The company posted net income of $234.3 million for the quarter. This was down from $241.4 million in net income at this time last year.
Acuity Brands announced that it expects a modest decrease in net sales in the upcoming fourth quarter from the same quarter last year. For the full year, however, the company does not expect a change in outlook. The company is currently in the process of implementing changes that it expects will improve profit margins moving forward.
Acuity Brands, Inc. (AYI) shares ended the week at $23.18, up 2.1% for the week.
The Dow started the week at 26,806 and closed at 26,922 on 7/5. The S&P 500 started the week at 2,971 and closed at 2,991. The NASDAQ started the week at 8,146 and closed at 8,162.
Strong Jobs Report, Easing Trade Tension Buoy Yields
Treasury yields rose this week as the economy added more jobs than expected and the U.S. and China continued to work toward a trade agreement. The stronger-than-expected report calls into question whether the Federal Reserve will cut interest rates in the near future.
On Friday, the U.S. Department of Labor released its latest jobs report. The report showed 224,000 jobs added in June, far exceeding analysts' expectation of 170,000 new jobs for the month. Unemployment ticked upward to 3.7% from the prior month's reading of 3.6%.
During early trading on Friday, the 10-year Treasury note was at 2.06%, up from Wednesday's low of 1.94%. The 30-year Treasury bond was at 2.56% during trading on Friday, up from a low of 2.47% on Wednesday.
"The bounce back in the June jobs number may splash cold water on the notion of an imminent Fed rate cut," said Tony Bedikian, Managing Director and Head of Global Markets at Citizens Bank. "We'll have to see whether the equity markets can shrug that off when balanced against other macroeconomic factors, such as the hope of a China trade truce."
President Donald Trump met with China's President Xi Jinping on Friday, June 28, while the two were in Japan for the G-20 summit. Following the meeting between the leaders, each acknowledged that there would be no new tariffs in the short term.
"At the request of our High Tech companies, and President Xi, I agreed to allow Chinese company Huawei to buy product from them which will not impact our National Security," stated President Trump in a Twitter post on Friday. "Importantly, we have opened up negotiations again with China as our relationship with them continues to be a very good one. The quality of the transaction is far more important to me than speed. I am in no hurry, but things look very good!"
The 10-year Treasury note yield closed at 2.05% on 7/5, while the 30-year Treasury bond yield was 2.55%.
Mortgage Rates Rise Slightly
Freddie Mac released its latest Primary Mortgage Market Survey on Wednesday, July 3. The report showed a small increase in 15 and 30-year fixed rate mortgage rates.
This week, the 30-year fixed rate mortgage averaged 3.75%, up from 3.73% last week. Last year at this time, the 30-year fixed rate mortgage averaged 4.52%.
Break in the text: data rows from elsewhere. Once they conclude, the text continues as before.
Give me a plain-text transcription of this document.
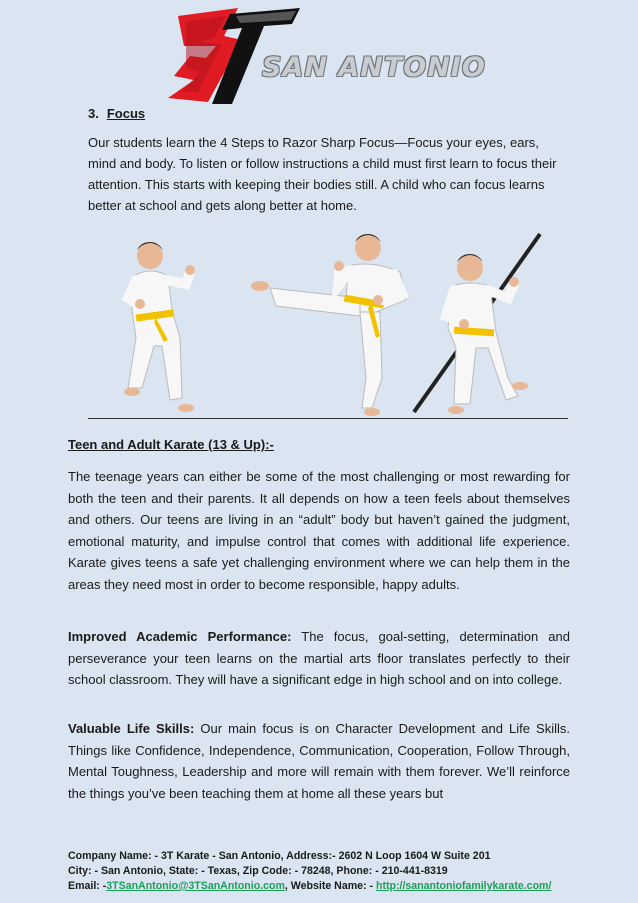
SAN ANTONIO
3. Focus
Our students learn the 4 Steps to Razor Sharp Focus—Focus your eyes, ears, mind and body. To listen or follow instructions a child must first learn to focus their attention. This starts with keeping their bodies still. A child who can focus learns better at school and gets along better at home.
Teen and Adult Karate (13 & Up):-
The teenage years can either be some of the most challenging or most rewarding for both the teen and their parents. It all depends on how a teen feels about themselves and others. Our teens are living in an “adult” body but haven’t gained the judgment, emotional maturity, and impulse control that comes with additional life experience. Karate gives teens a safe yet challenging environment where we can help them in the areas they need most in order to become responsible, happy adults.
Improved Academic Performance: The focus, goal-setting, determination and perseverance your teen learns on the martial arts floor translates perfectly to their school classroom. They will have a significant edge in high school and on into college.
Valuable Life Skills: Our main focus is on Character Development and Life Skills. Things like Confidence, Independence, Communication, Cooperation, Follow Through, Mental Toughness, Leadership and more will remain with them forever. We’ll reinforce the things you’ve been teaching them at home all these years but
Company Name: - 3T Karate - San Antonio, Address:- 2602 N Loop 1604 W Suite 201
City: - San Antonio, State: - Texas, Zip Code: - 78248, Phone: - 210-441-8319
Email: -3TSanAntonio@3TSanAntonio.com, Website Name: - http://sanantoniofamilykarate.com/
The 15-year fixed rate mortgage averaged 3.18% this week, up from last week's average of 3.16%. At this time last year, the 15-year fixed rate mortgage averaged 3.99%.
"We're seeing a tug of war happen as the fixed income market flashes warning signs while the equities market continues to march higher with optimism," said Freddie Mac Chief Economist Sam Khater. "The data suggests the economy is weakening but is still on very solid ground with high consumer confidence and a strong labor market."
Based on published national averages, the money market account closed at 1.22%. The 1-year CD finished at 2.57% on 7/5.